『如果章节错误,点此举报』京海市政府小会议室,气氛比窗外的春寒更加凝重。
椭圆形的会议桌旁,坐着分管工业的常务副市长李国栋、市劳动局局长孙为民、民政局局长周海霞、信访办主任王强、市政法委副书记兼维稳办主任郑向东等人分坐。
主位上坐着的,是刚刚在年前市人代会上当选、去掉了“代”字的市长林曦。
他面容沉静,目光扫过手中那份厚厚的、按着各种颜色手印和印章的信访材料汇总,最终停留在“棉纺三厂”、“毛纺厂”这几个字眼上。

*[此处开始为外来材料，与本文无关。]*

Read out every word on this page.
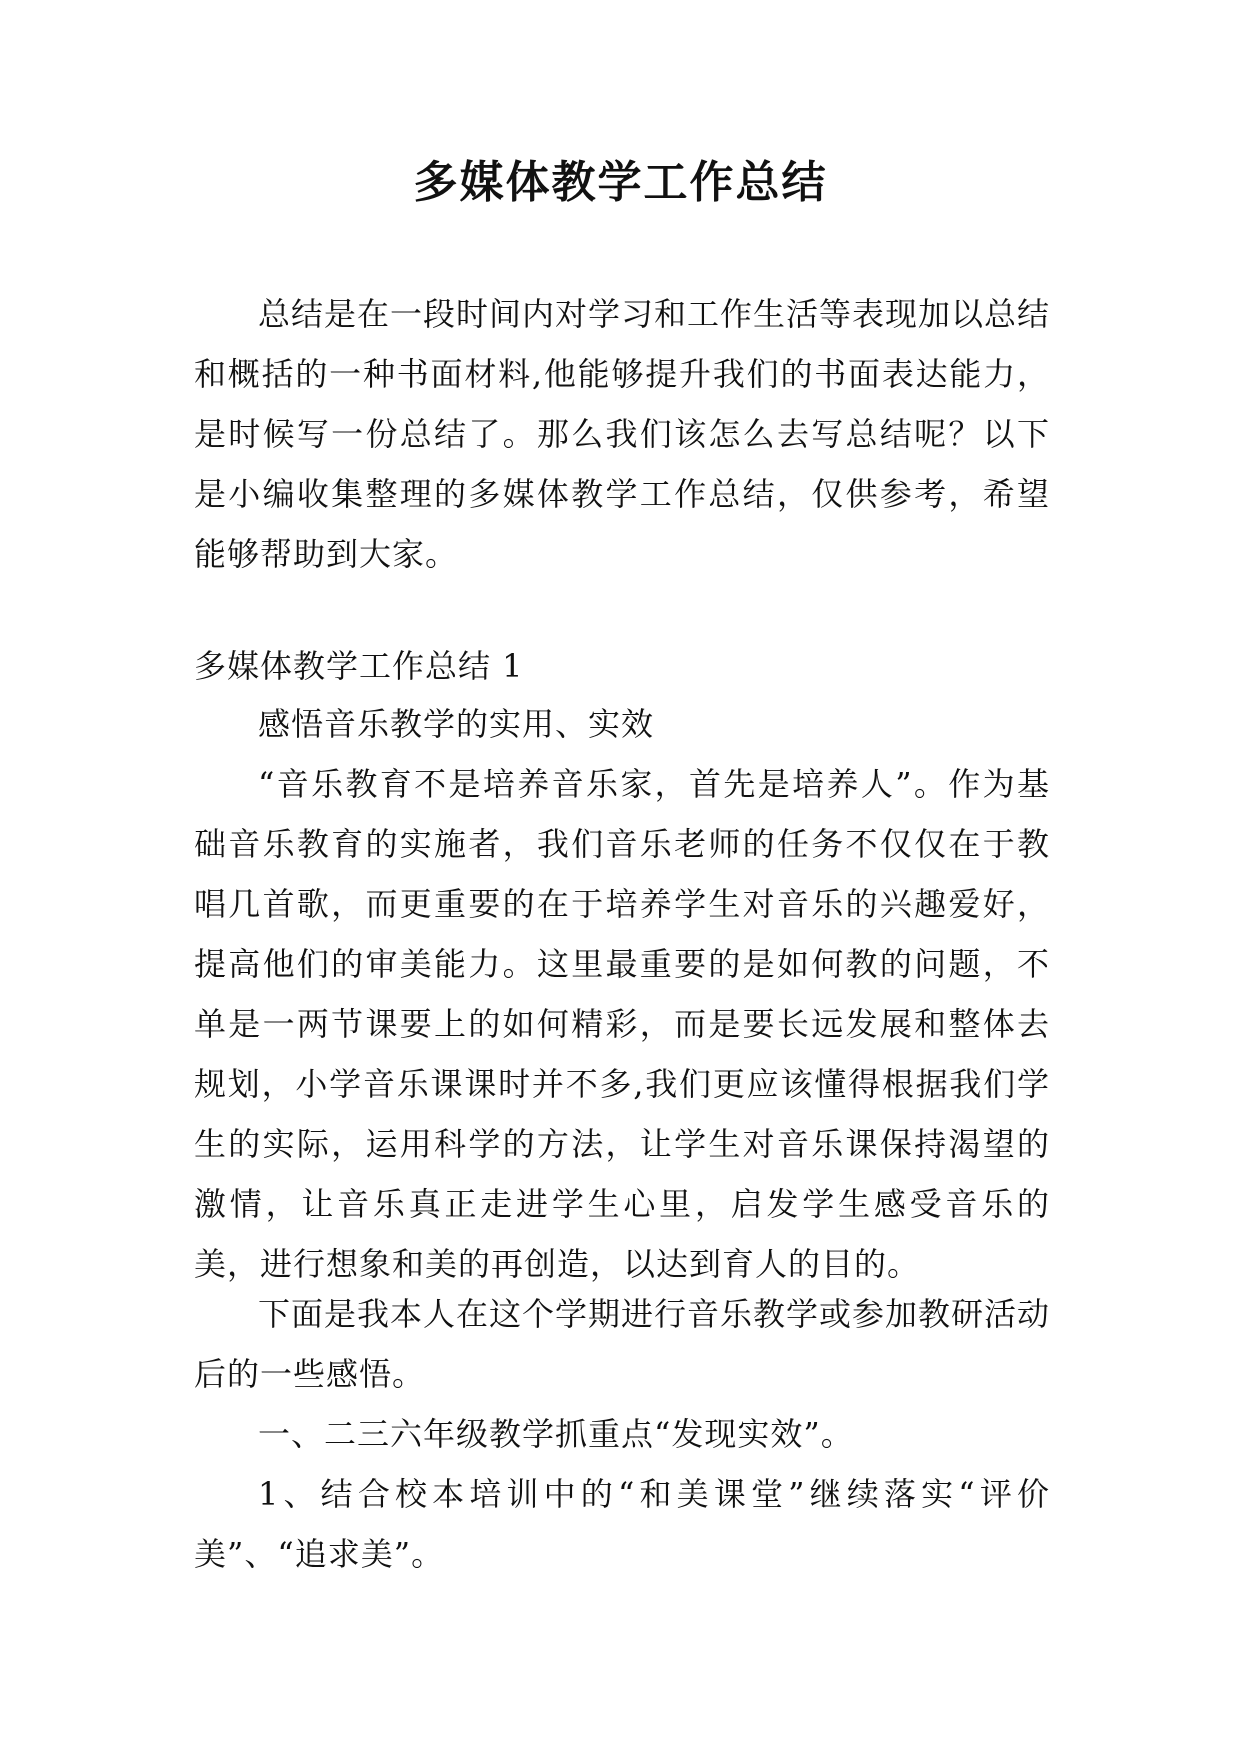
多媒体教学工作总结

总结是在一段时间内对学习和工作生活等表现加以总结和概括的一种书面材料,他能够提升我们的书面表达能力，是时候写一份总结了。那么我们该怎么去写总结呢？以下是小编收集整理的多媒体教学工作总结，仅供参考，希望能够帮助到大家。

多媒体教学工作总结 1

感悟音乐教学的实用、实效

“音乐教育不是培养音乐家，首先是培养人”。作为基础音乐教育的实施者，我们音乐老师的任务不仅仅在于教唱几首歌，而更重要的在于培养学生对音乐的兴趣爱好，提高他们的审美能力。这里最重要的是如何教的问题，不单是一两节课要上的如何精彩，而是要长远发展和整体去规划，小学音乐课课时并不多,我们更应该懂得根据我们学生的实际，运用科学的方法，让学生对音乐课保持渴望的激情，让音乐真正走进学生心里，启发学生感受音乐的美，进行想象和美的再创造，以达到育人的目的。

下面是我本人在这个学期进行音乐教学或参加教研活动后的一些感悟。

一、二三六年级教学抓重点“发现实效”。

1、结合校本培训中的“和美课堂”继续落实“评价美”、“追求美”。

“情况大家都清楚了,” 林曦放下材料,声音不高,却带着一种清晰的穿透力。
“职工要吃饭,要活路,这是最基本、最合理的要求。
我们的国企改革,决不能改得职工没了饭碗,改得社会失了稳定。”
“都说说吧,棉纺三厂、毛纺厂,还有这几个厂子,”
林曦的声音不高,却清晰地在寂静的会议室里回荡,他修长的手指点了点材料上那几个被红笔圈出的名字。
“职工的情绪到底到什么程度了?
最迫切的诉求是什么?
我们手里,现在到底有多少牌可以打?”
常务副市长李国栋清了清嗓子,率先开口,声音带着沙哑:“林市长,情况……很严峻。
尤其是棉纺三厂,账面资产严重不抵债,几家有意向的重组方。
包括省里的纺织集团和一家外地的民营企业,都卡在职工安置成本上。
全厂在册职工1864人,离退休人员832人。
初步估算,仅经济补偿金一项就需要至少四千五百万,这还不算拖欠的工资、社保和医疗费。
市财政……”
他苦涩地摇摇头。
“市财政的情况您可能刚到,不太清楚,根本兜不住。
工人们这个月已经到市府门口聚集三次了,昨天有消息说,他们准备组织人,下周去省里,甚至……进京。”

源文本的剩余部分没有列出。